Он простился со мной и пошел по коридору – поспать на диванчике.
Приложения
По окончании Школы <…> я и Левитан были приглашены Саввой Ивановичем [Мамонтовым] писать декорации в Частной опере. Я писал декорации к опере «Аида», а Левитан – к «Жизни за царя» Глинки. Декорация Левитана – Ипатьевский монастырь среди леса ночью – была восхитительна и поэтична, а «Аида», сделанная мной со светом горячего солнца Египта, синими тенями и особенной яркостью красок и огромных форм, наделала шуму, и об этой постановке писали все московские газеты. Тогда почему-то газеты так не ругали художника, как начали почему-то ругать потом. Слово «декаденство» еще не знали, а потому его не применяли без всякого смысла к чему ни попадя, как было в течение восемнадцати лет в Москве и Петербурге <…> И вероятно, ни один художник не работал бы декораций в театрах, если бы это не началось в Частной опере Мамонтова.
Левитан бросил писать декорации. Он сказал мне, что от этих огромных холстов у него болит голова и он видит ночью кошмары. А Серов не мог их писать, так как застревал и мучился на маленьком куске холста, постоянно переделывая одно место.
Когда из Киева приехал Врубель, то он был дружественно принят Мамонтовым. Но работы его, которую он начал, совершенно никто не понял. Мамонтов говорил мне про холст большой, на котором Врубель начал писать Демона в мастерской Мамонтова, что это что-то ужасное, невозможное.

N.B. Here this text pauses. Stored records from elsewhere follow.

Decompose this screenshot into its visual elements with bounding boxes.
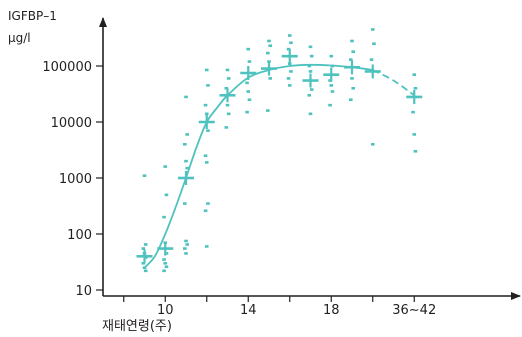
median-marker [302,73,319,88]
median-marker [136,249,153,264]
x-tick-label: 36∼42 [392,303,436,318]
y-tick-label: 1000 [59,172,92,187]
x-axis-label: 재태연령(주) [102,319,172,334]
median-markers [136,49,423,264]
x-tick-label: 14 [240,303,257,318]
y-axis-label-line1: IGFBP–1 [8,9,57,23]
y-axis-unit-label: μg/l [8,31,31,45]
fit-curves [143,63,415,269]
y-tick-label: 10000 [51,116,92,131]
scatter-points [141,28,418,273]
fit-curve-solid [143,63,373,269]
y-tick-label: 100000 [42,60,92,75]
median-marker [364,64,381,79]
x-tick-label: 18 [323,303,340,318]
median-marker [281,49,298,64]
y-tick-label: 100 [67,228,92,243]
x-axis-ticks: 10 14 18 36∼42 [123,296,436,318]
median-marker [157,241,174,256]
y-tick-label: 10 [75,284,92,299]
fit-curve-dashed [372,69,415,97]
x-tick-label: 10 [157,303,174,318]
y-axis-ticks: 10 100 1000 10000 100000 [42,60,103,299]
median-marker [323,67,340,82]
median-marker [406,89,423,104]
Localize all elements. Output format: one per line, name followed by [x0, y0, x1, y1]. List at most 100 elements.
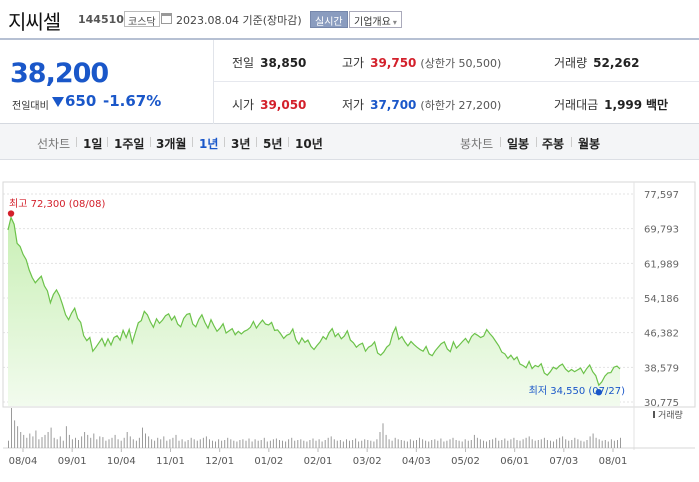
- volume-bar: [297, 440, 299, 448]
- period-1d[interactable]: 1일: [83, 137, 103, 151]
- volume-bar: [409, 439, 411, 448]
- volume-bar: [205, 436, 207, 448]
- min-point-marker: [595, 389, 602, 396]
- volume-bar: [275, 438, 277, 448]
- volume-bar: [294, 440, 296, 448]
- volume-bar: [315, 440, 317, 448]
- period-5y[interactable]: 5년: [263, 137, 283, 151]
- volume-bar: [416, 440, 417, 448]
- volume-bar: [358, 441, 360, 448]
- volume-bar: [467, 440, 469, 448]
- period-1y[interactable]: 1년: [199, 137, 219, 151]
- volume-bar: [41, 437, 43, 448]
- period-3y[interactable]: 3년: [231, 137, 251, 151]
- volume-bar: [172, 437, 174, 448]
- separator: [224, 137, 225, 147]
- candle-chart-label[interactable]: 봉차트: [460, 137, 494, 151]
- volume-bar: [303, 440, 305, 448]
- volume-bar: [479, 439, 481, 448]
- metrics-row-1: 전일 38,850 고가 39,750 (상한가 50,500) 거래량 52,262: [214, 40, 699, 82]
- volume-bar: [364, 439, 366, 448]
- volume-bar: [14, 420, 16, 448]
- x-tick-label: 08/04: [9, 456, 38, 467]
- volume-bar: [483, 440, 484, 448]
- candle-monthly[interactable]: 월봉: [578, 137, 601, 151]
- volume-bar: [376, 439, 378, 448]
- volume-bar: [617, 440, 618, 448]
- volume-bar: [385, 434, 387, 448]
- volume-bar: [531, 439, 533, 448]
- volume-bar: [501, 440, 503, 448]
- volume-bar: [239, 440, 241, 448]
- metric-value: 1,999: [604, 98, 643, 112]
- y-tick-label: 69,793: [644, 225, 679, 236]
- volume-bar: [181, 439, 183, 448]
- volume-bar: [288, 439, 290, 448]
- volume-bar: [263, 437, 265, 448]
- volume-bar: [230, 439, 232, 448]
- current-price-box: 38,200 전일대비 650 -1.67%: [0, 40, 214, 124]
- period-10y[interactable]: 10년: [295, 137, 323, 151]
- x-tick-label: 12/01: [205, 456, 234, 467]
- price-chart-svg[interactable]: 77,597 69,793 61,989 54,186 46,382 38,579 30,7…: [0, 160, 699, 482]
- volume-bar: [562, 436, 564, 448]
- volume-bar: [285, 441, 287, 448]
- price-area: [8, 217, 620, 406]
- volume-bar: [87, 434, 89, 448]
- volume-bar: [199, 439, 201, 448]
- volume-bar: [543, 437, 545, 448]
- period-3m[interactable]: 3개월: [156, 137, 187, 151]
- volume-bar: [324, 440, 326, 448]
- metric-label: 거래대금: [554, 98, 599, 112]
- volume-bar: [105, 440, 107, 448]
- volume-bar: [382, 423, 384, 448]
- volume-bar: [339, 440, 341, 448]
- volume-bar: [47, 432, 49, 448]
- candle-weekly[interactable]: 주봉: [542, 137, 565, 151]
- volume-bar: [59, 436, 61, 448]
- volume-bar: [604, 440, 606, 448]
- separator: [288, 137, 289, 147]
- volume-bar: [574, 437, 576, 448]
- volume-bar: [577, 439, 579, 448]
- volume-bar: [406, 441, 408, 448]
- period-1w[interactable]: 1주일: [114, 137, 145, 151]
- volume-bar: [546, 440, 548, 448]
- volume-bar: [583, 441, 585, 448]
- volume-bar: [568, 440, 570, 448]
- separator: [500, 137, 501, 147]
- price-chart[interactable]: 77,597 69,793 61,989 54,186 46,382 38,579 30,7…: [0, 160, 699, 482]
- volume-bar: [455, 440, 457, 448]
- max-label: 최고 72,300 (08/08): [9, 198, 105, 210]
- volume-bar: [279, 440, 280, 448]
- volume-bar: [53, 437, 55, 448]
- volume-bar: [114, 434, 116, 448]
- metric-label: 저가: [342, 98, 365, 112]
- volume-bar: [157, 437, 159, 448]
- metric-value: 37,700: [370, 98, 417, 112]
- separator: [536, 137, 537, 147]
- volume-bar: [84, 432, 86, 448]
- volume-bar: [163, 436, 165, 448]
- volume-bar: [196, 440, 198, 448]
- volume-bar: [160, 439, 162, 448]
- metric-low: 저가 37,700 (하한가 27,200): [342, 96, 501, 113]
- realtime-button[interactable]: 실시간: [310, 11, 348, 28]
- line-chart-label[interactable]: 선차트: [37, 137, 71, 151]
- candle-daily[interactable]: 일봉: [507, 137, 530, 151]
- stock-name: 지씨셀: [8, 10, 61, 34]
- volume-bar: [44, 434, 46, 448]
- max-point-marker: [7, 210, 15, 217]
- volume-bar: [248, 438, 250, 448]
- volume-bar: [312, 438, 314, 448]
- company-info-dropdown[interactable]: 기업개요 ▾: [349, 11, 402, 28]
- calendar-icon: [161, 13, 172, 24]
- y-tick-label: 61,989: [644, 259, 679, 270]
- volume-bar: [187, 440, 189, 448]
- volume-bar: [272, 439, 274, 448]
- volume-bar: [504, 438, 506, 448]
- separator: [256, 137, 257, 147]
- volume-bar: [175, 434, 177, 448]
- volume-bar: [434, 439, 436, 448]
- volume-bar: [534, 440, 536, 448]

То, что искал и создавал Врубель, то не сделал по ценности ни один западный модернист до сей поры. Душа этого человека была чиста, как кристалл. У него не было ни злобы, ни мелкости <…> Я не знал другого художника, столь любившего затею в живописи и самый процесс работы. Надо заметить, что Михаил Александрович каждый день переписывал свой холст всегда в иной форме и меняя весь замысел. И делал это так легко, и все это было настолько оригинально, остро, непривычно, что все почему-то взволновались, обижались, и слово «декаденство», приехавшее из-за границы, запела вся Москва.
<…> Странное и глупое отношение к Врубелю общества и художников подняли во мне вопрос о странном и непонятном характере этого явления в жизни – непонимания. Я испытал на себе его достаточно, но Врубель испил всю чашу горечи невежества общества, прессы и художников.
<…> «Константин, – сказал мне Врубель, – Мамонтов любит жизнь больше красоты и искусства, а я люблю искусство больше жизни. Впрочем, это все не совсем так, а еще тоньше».